Avoid cool colors in north facing kitchens as they tend to be too chilly for comfort. If your kitchen lacks natural daylight, consider going with the gloom by choosing dramatically dark colors. Jewel tones like deep emerald and rich garnet are on-trend and will lend character in the style of a private members club.
What are modern kitchen colors?
In the past, there may have been an all or nothing approach to color in the kitchen – remember shades of lime green and orange being so popular in the 1970s? The new palette is a little more restrained and considered, with pale blues, shades of grey and darker, inky shades proving popular.
‘Hybrid greys – where the grey is mixed with another color – are on trend for 2021. For example, brown-grey or taupe will maintain grey’s modern look but bring warmth to a scheme,’ explains Kiran Noonan, Marketing Director at John Lewis of Hungerford.
Adding an accent color is as popular as ever and here, yellow comes into its own, particularly in play with darker shades of grey.
‘The rule of thumb is to use color sparingly and in clearly defined areas,’ says Gordon Boyd of Nolte Küchen. ‘Go for a basic color then use an accent shade to highlight certain areas. Alternatively, try corresponding pairs, such as shades of green or blue, or play with natural tones and add a more vibrant splash to certain elements, for example a shelf, sideboard or bench.’

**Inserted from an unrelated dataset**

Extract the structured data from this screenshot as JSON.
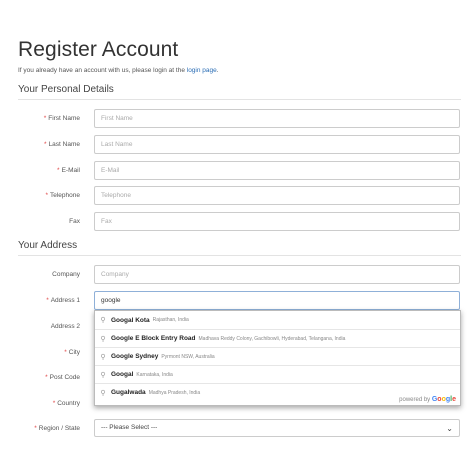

Painting your walls and also cabinets is an easy and modern way to transform a room, and when you inevitably get bored with your chosen color in years to come, it is an easy refresh job.
Gathering together paint cards is a good place to start and, as many cards and brochures now feature ‘complementary’ shades, they’ll also help you to find accent and toning colors, too.
If you’re planning to refresh an existing scheme or don’t want to commit with your cabinetry then accessories are an effective way to add a pop of color. Pick an accent shade and then visit the high street, speak to an interior designer or go online to look for fabrics, china, glassware and small appliances in your chosen shade. A feature wall in the same color will help to bring the whole look together.